Mostly, they obey their handlers.
The dogs at Westminster have nothing on these pooches.
They jump incredibly high.
They climb to dizzying heights.
And race down on command.
They chase criminals in impressive fashion.
You do not want to be on the wrong side of those teeth.
On this day, the flags fly at half mast.
Two police officers were among those killed in the line of duty in Fredericton, New Brunswick during a shooting spree. A local man is now charged with four counts of first-degree murder.
“It’s a grim reminder that police work can be very, very dangerous,” the facility’s commanding officer tells the audience. “The reality is, it’s a dangerous job.”
Dangerous for police service dogs, too.
Dozens have been killed in action. The stabbing death of one police dog sparked an outcry.
Canada went on to amend the Criminal Code to capture those who harm police service animals.
Several charges have since been laid under Quanto’s Law.
The newly renovated memorial park pays homage to them all.
Twenty years ago, the Mounties would acquire dogs from other agencies or breeders.
But as the worldwide demand for highly-skilled working dogs increased, the RCMP launched its own breeding program in 1999.

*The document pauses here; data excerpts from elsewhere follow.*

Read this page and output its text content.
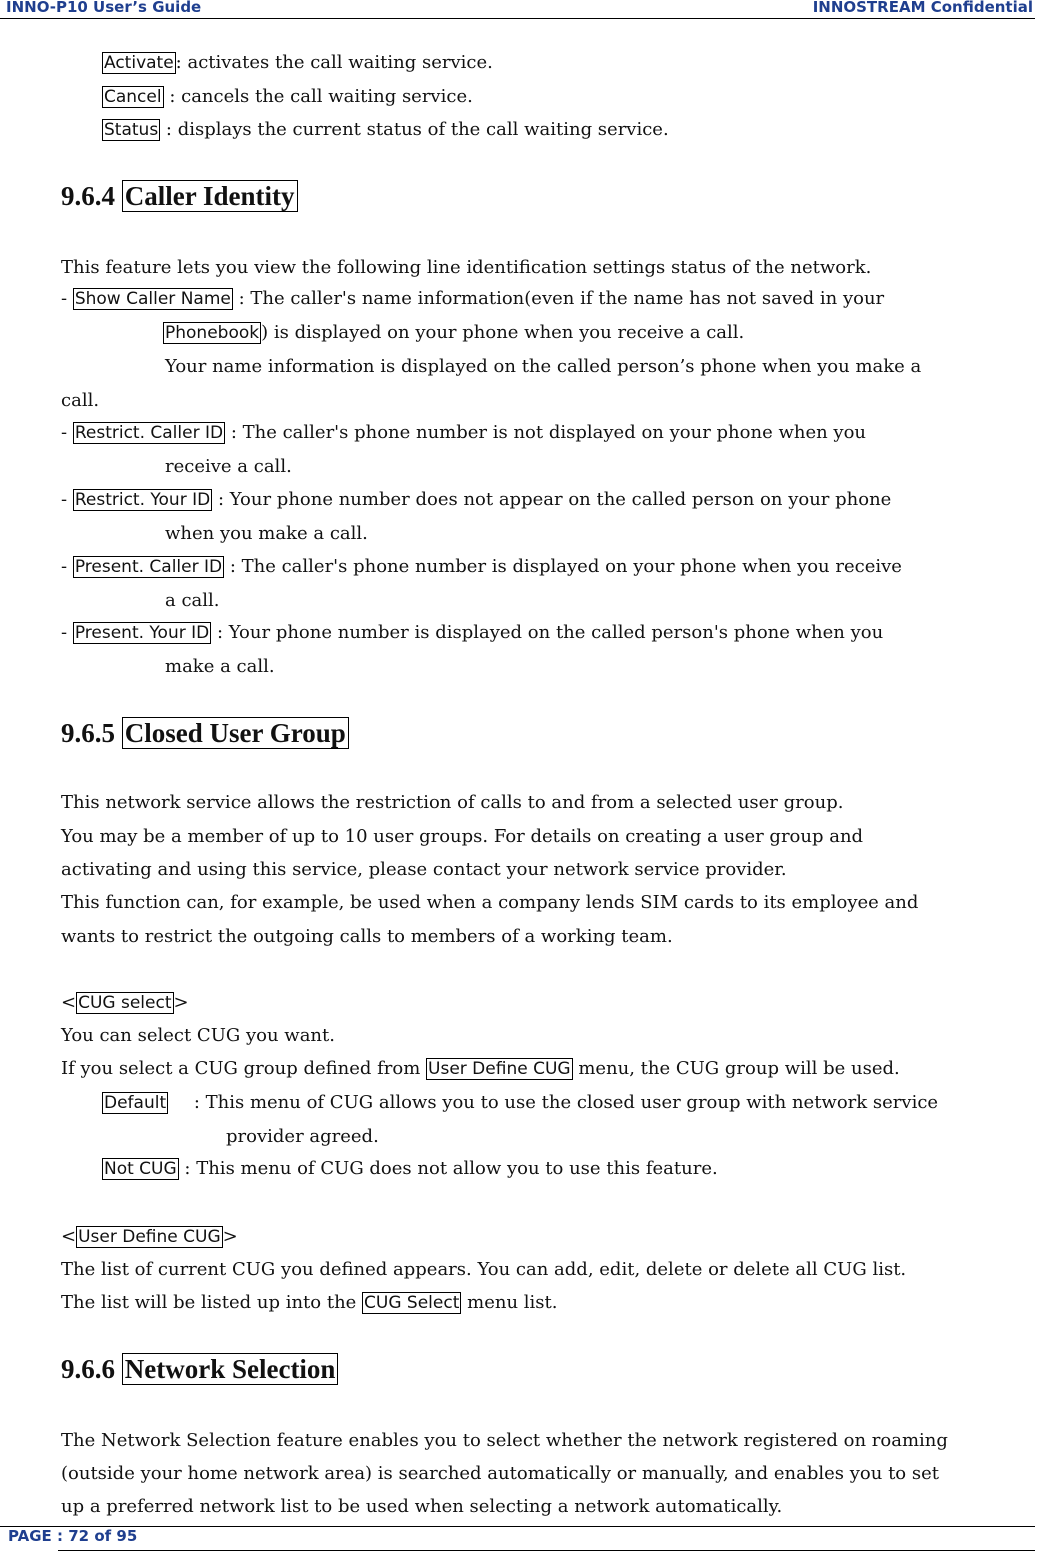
INNO-P10 User’s Guide	INNOSTREAM Confidential
Activate : activates the call waiting service.
Cancel : cancels the call waiting service.
Status : displays the current status of the call waiting service.
9.6.4 Caller Identity
This feature lets you view the following line identification settings status of the network.
- Show Caller Name : The caller's name information(even if the name has not saved in your
Phonebook ) is displayed on your phone when you receive a call.
Your name information is displayed on the called person’s phone when you make a
call.
- Restrict. Caller ID : The caller's phone number is not displayed on your phone when you
receive a call.
- Restrict. Your ID : Your phone number does not appear on the called person on your phone
when you make a call.
- Present. Caller ID : The caller's phone number is displayed on your phone when you receive
a call.
- Present. Your ID : Your phone number is displayed on the called person's phone when you
make a call.
9.6.5 Closed User Group
This network service allows the restriction of calls to and from a selected user group.
You may be a member of up to 10 user groups. For details on creating a user group and
activating and using this service, please contact your network service provider.
This function can, for example, be used when a company lends SIM cards to its employee and
wants to restrict the outgoing calls to members of a working team.
< CUG select >
You can select CUG you want.
If you select a CUG group defined from User Define CUG menu, the CUG group will be used.
Default : This menu of CUG allows you to use the closed user group with network service
provider agreed.
Not CUG : This menu of CUG does not allow you to use this feature.
< User Define CUG >
The list of current CUG you defined appears. You can add, edit, delete or delete all CUG list.
The list will be listed up into the CUG Select menu list.
9.6.6 Network Selection
The Network Selection feature enables you to select whether the network registered on roaming
(outside your home network area) is searched automatically or manually, and enables you to set
up a preferred network list to be used when selecting a network automatically.
PAGE : 72 of 95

After the Sept. 11 terrorist attacks in the United States, American agencies bought the world’s supply of German shepherds creating a global shortage, the dog handlers explained.
By that time, the RCMP’s breeding program was well underway with scientific accuracy. Training has also been modified to suit male and female dogs to ensure they get the most out of a dog’s 5-year career.
And of course, as part of the public demonstration officers unleashed the puppies.
There is still time to catch the show at the PDSTC, which take place Wednesday afternoons during the summer months until Labour Day.